Betcha didn't know that the Republican leadership of the House, for the third consecutive time, successfully killed yet another federal hate-crimes law last week, didja?
This was a bill that had been approved overwhelmingly by the Senate in June by a 65-33 vote. The House itself passed a resolution 213-186 instructing the House leaders -- namely, Tom DeLay and Dennis Hastert -- to pass the bill through the House Conference Committee.
They ignored it, and last week stripped it out of the Defense Appropriations Bill to which it had been attached, effectively killing it.
This is now the third time DeLay and Co. have pulled this stunt and gotten away with it. They used precisely the same tactic to kill the Hate Crimes Prevention Act in 1999, and to kill its successor, the Local Law Enforcement Enhancement Act, in 2000.

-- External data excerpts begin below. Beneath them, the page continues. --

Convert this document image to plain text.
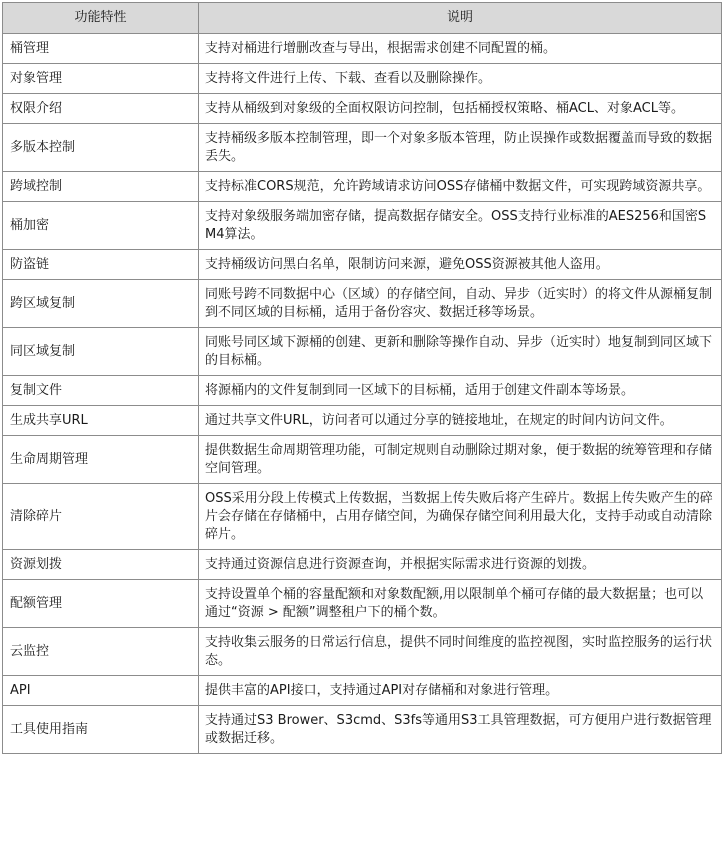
功能特性	说明
桶管理	支持对桶进行增删改查与导出，根据需求创建不同配置的桶。
对象管理	支持将文件进行上传、下载、查看以及删除操作。
权限介绍	支持从桶级到对象级的全面权限访问控制，包括桶授权策略、桶ACL、对象ACL等。
多版本控制	支持桶级多版本控制管理，即一个对象多版本管理，防止误操作或数据覆盖而导致的数据丢失。
跨域控制	支持标准CORS规范，允许跨域请求访问OSS存储桶中数据文件，可实现跨域资源共享。
桶加密	支持对象级服务端加密存储，提高数据存储安全。OSS支持行业标准的AES256和国密SM4算法。
防盗链	支持桶级访问黑白名单，限制访问来源，避免OSS资源被其他人盗用。
跨区域复制	同账号跨不同数据中心（区域）的存储空间，自动、异步（近实时）的将文件从源桶复制到不同区域的目标桶，适用于备份容灾、数据迁移等场景。
同区域复制	同账号同区域下源桶的创建、更新和删除等操作自动、异步（近实时）地复制到同区域下的目标桶。
复制文件	将源桶内的文件复制到同一区域下的目标桶，适用于创建文件副本等场景。
生成共享URL	通过共享文件URL，访问者可以通过分享的链接地址，在规定的时间内访问文件。
生命周期管理	提供数据生命周期管理功能，可制定规则自动删除过期对象，便于数据的统筹管理和存储空间管理。
清除碎片	OSS采用分段上传模式上传数据，当数据上传失败后将产生碎片。数据上传失败产生的碎片会存储在存储桶中，占用存储空间，为确保存储空间利用最大化，支持手动或自动清除碎片。
资源划拨	支持通过资源信息进行资源查询，并根据实际需求进行资源的划拨。
配额管理	支持设置单个桶的容量配额和对象数配额,用以限制单个桶可存储的最大数据量；也可以通过“资源 > 配额”调整租户下的桶个数。
云监控	支持收集云服务的日常运行信息，提供不同时间维度的监控视图，实时监控服务的运行状态。
API	提供丰富的API接口，支持通过API对存储桶和对象进行管理。
工具使用指南	支持通过S3 Brower、S3cmd、S3fs等通用S3工具管理数据，可方便用户进行数据管理或数据迁移。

As the Human Rights Campaign explained in its press release:
The measure enjoys strong bipartisan support and is endorsed by more than 175 law enforcement, civil rights, civic and religious organizations, including: the National Sheriffs' Association, International Association of Chiefs of Police, U.S. Conference of Mayors, Federal Law Enforcement Officers Association and many others.
That didn't matter. What mattered to Republicans was the freedom to bash gays.
Oh, we know they hide behind phony and nonsensical arguments like "all crimes are hate crimes" and "these laws create thought crimes." But let's get real about what's really happening here: These laws are not being passed because the Republican leadership -- including George W. Bush -- is determined not to allow any improvement in the laws for gays and lesbians.
The reality is that Republicans have established credibility with their base -- especially fundamentalist Christians -- by making emotional appeals to their "values"; this is, as many observers have noted, an essential element of their ability to persuade working-class people to vote for an agenda clearly at odds with their own self-interest. And, after abortion, attacking the "homosexual agenda" is easily the most prominent and flagrant of these "values."
Republicans also like to talk about the need to live up to the consequences of their actions. And one of the real consequences of the House's refusal to pass this legislation is that more hate crimes will occur.